I've finished a run with profiling enabled (and the bug that killed the last one avoided by disabling ForcedPhotCcdTask, the last step in the pipeline, and one often skipped for other reasons).
First off, the profiling overheads appear to significant, unless something else (load, caching) changed under me: the last run took just under 4 hours total, while this one took about 6 hours.
A breakdown from status logging:
- 23m: executing and iterating over rows from the big initial query
- 10m: resolving (finding dataset_ids and runs) for input datasets (almost entirely raws)
- 1h20m: assembling "isr" quanta (includes calibration dataset lookups)
- 1h10m: assembling "charImage" quanta
- 2h: assembling "calibrate" quanta (includes refcat lookups)
- 30m: assembling "makeWarp" quanta
- 5m: assembling quanta for all other tasks combined
And the big news is that the profile (to the extent it can be trusted, given the overheads) says almost all of the time is going into Registry.relateDataIds, which we use to test each Quantum + DatasetRef pair for compatibility while assembling the Quantum. I think the vastly different amounts of time spent for different tasks just corresponds to the number of such combinations for those tasks (given their DatasetTypes and the number of data IDs for them), and now that I think about it, there's no way that testing scales linearly with the size of the graph - it's got to be more like O(N^2), because the number of tests scales as the product of the number of Quanta and the number of DatasetRefs.

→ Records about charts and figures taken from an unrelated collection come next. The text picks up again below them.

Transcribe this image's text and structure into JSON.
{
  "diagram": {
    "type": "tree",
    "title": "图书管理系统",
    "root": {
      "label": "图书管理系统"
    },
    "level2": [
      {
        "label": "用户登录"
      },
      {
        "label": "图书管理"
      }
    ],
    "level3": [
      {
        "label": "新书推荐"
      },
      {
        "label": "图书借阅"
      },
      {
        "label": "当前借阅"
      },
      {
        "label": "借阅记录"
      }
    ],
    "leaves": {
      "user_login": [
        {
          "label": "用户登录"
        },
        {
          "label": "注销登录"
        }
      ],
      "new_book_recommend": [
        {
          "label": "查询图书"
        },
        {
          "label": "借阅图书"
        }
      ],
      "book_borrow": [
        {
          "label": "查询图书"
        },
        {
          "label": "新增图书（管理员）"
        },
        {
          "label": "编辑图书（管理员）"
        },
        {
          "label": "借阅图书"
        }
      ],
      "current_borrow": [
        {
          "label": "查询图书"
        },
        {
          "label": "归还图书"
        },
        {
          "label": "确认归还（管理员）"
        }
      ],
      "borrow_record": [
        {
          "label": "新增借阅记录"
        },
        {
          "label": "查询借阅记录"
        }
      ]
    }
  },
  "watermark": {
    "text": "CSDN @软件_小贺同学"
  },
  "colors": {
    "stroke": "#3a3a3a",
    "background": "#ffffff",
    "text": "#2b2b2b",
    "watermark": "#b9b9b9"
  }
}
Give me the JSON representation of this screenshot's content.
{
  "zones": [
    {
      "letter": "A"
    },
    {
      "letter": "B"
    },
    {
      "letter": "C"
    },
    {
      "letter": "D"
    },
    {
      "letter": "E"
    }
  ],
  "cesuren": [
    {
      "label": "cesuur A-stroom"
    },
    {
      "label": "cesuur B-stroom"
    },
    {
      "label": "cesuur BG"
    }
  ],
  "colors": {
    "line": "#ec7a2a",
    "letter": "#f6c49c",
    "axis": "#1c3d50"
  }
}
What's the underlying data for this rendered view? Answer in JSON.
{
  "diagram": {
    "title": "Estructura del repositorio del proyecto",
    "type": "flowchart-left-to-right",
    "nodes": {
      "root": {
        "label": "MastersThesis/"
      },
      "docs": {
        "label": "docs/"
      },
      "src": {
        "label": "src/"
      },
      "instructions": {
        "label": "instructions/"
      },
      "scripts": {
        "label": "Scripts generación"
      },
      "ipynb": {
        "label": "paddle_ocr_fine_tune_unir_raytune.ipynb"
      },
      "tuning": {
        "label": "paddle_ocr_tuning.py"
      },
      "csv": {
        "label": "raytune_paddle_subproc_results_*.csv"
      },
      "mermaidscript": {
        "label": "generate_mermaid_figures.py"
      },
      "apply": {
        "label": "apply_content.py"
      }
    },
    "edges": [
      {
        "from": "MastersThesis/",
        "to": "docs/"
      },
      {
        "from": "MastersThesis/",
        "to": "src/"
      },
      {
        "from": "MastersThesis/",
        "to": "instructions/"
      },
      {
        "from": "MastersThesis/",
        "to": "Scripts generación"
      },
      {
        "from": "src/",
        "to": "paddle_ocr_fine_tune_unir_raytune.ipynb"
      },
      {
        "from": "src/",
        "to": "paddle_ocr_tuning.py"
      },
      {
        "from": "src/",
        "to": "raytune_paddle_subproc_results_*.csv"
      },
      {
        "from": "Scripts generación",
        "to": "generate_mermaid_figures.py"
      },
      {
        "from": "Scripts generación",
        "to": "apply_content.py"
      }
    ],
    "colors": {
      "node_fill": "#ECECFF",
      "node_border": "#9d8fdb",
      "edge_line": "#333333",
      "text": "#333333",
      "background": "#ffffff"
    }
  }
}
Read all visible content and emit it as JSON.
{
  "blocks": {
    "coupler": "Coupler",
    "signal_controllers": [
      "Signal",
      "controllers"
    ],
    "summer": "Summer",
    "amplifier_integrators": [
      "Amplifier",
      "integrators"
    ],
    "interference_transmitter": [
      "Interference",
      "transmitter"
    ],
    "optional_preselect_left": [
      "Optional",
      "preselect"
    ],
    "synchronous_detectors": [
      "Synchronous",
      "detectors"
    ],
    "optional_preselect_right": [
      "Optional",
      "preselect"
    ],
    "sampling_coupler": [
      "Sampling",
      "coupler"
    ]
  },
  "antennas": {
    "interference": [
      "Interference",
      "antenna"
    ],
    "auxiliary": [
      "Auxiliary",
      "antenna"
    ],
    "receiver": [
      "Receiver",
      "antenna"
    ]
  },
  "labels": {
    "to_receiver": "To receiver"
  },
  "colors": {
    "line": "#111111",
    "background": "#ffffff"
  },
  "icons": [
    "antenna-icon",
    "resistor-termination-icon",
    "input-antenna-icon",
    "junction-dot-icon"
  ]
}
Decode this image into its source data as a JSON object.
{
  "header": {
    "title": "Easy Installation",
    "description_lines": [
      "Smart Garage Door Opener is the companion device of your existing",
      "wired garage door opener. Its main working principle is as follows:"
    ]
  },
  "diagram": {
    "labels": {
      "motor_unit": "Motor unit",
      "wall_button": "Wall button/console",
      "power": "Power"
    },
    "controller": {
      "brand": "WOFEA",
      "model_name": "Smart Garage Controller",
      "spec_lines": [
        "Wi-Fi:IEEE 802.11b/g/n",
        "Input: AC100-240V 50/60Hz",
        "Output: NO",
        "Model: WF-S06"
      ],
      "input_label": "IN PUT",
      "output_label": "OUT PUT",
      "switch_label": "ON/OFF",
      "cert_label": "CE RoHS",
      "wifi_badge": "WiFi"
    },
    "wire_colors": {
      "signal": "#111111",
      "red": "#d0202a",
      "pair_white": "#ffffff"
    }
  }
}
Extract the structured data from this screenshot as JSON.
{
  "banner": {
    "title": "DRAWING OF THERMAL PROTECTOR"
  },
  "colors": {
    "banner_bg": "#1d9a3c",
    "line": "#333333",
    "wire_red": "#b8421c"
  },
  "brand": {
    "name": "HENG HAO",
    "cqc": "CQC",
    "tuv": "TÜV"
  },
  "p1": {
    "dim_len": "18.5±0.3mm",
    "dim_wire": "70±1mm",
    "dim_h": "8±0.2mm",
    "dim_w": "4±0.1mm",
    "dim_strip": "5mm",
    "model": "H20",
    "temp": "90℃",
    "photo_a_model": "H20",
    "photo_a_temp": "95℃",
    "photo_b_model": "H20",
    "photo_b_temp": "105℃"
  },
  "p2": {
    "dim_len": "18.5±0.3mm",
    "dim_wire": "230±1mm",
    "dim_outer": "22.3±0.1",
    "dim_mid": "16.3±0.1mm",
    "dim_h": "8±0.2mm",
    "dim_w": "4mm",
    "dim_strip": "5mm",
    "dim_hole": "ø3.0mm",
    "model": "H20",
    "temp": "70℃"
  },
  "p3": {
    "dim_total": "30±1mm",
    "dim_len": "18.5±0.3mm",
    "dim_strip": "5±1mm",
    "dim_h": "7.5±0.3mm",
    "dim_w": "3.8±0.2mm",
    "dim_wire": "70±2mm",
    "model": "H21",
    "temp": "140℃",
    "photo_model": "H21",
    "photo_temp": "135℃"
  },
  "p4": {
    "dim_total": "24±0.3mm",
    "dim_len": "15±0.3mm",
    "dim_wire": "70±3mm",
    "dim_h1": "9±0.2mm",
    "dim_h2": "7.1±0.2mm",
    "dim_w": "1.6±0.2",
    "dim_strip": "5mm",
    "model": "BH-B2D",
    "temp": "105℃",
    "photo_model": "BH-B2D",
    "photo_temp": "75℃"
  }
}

The good news is that I think I see a way to restructure things to avoid calling Registry.relateDataIds (and this O(N^2) behavior) entirely, because the rows of the big initial query tell us everything we need about Quantum + DatasetRef relationships. But that will take some restructuring because we've thrown those rows away by the time we assemble the quanta themselves.
An aside for Nate Lust: I'm a bit worried the design you're implementing on may run into the same scaling problem, or something very much like it. It would be worthwhile to do the thought experiment of walking through all of the steps looking explicitly any whose number scales as the product of the number of two kinds of data IDs.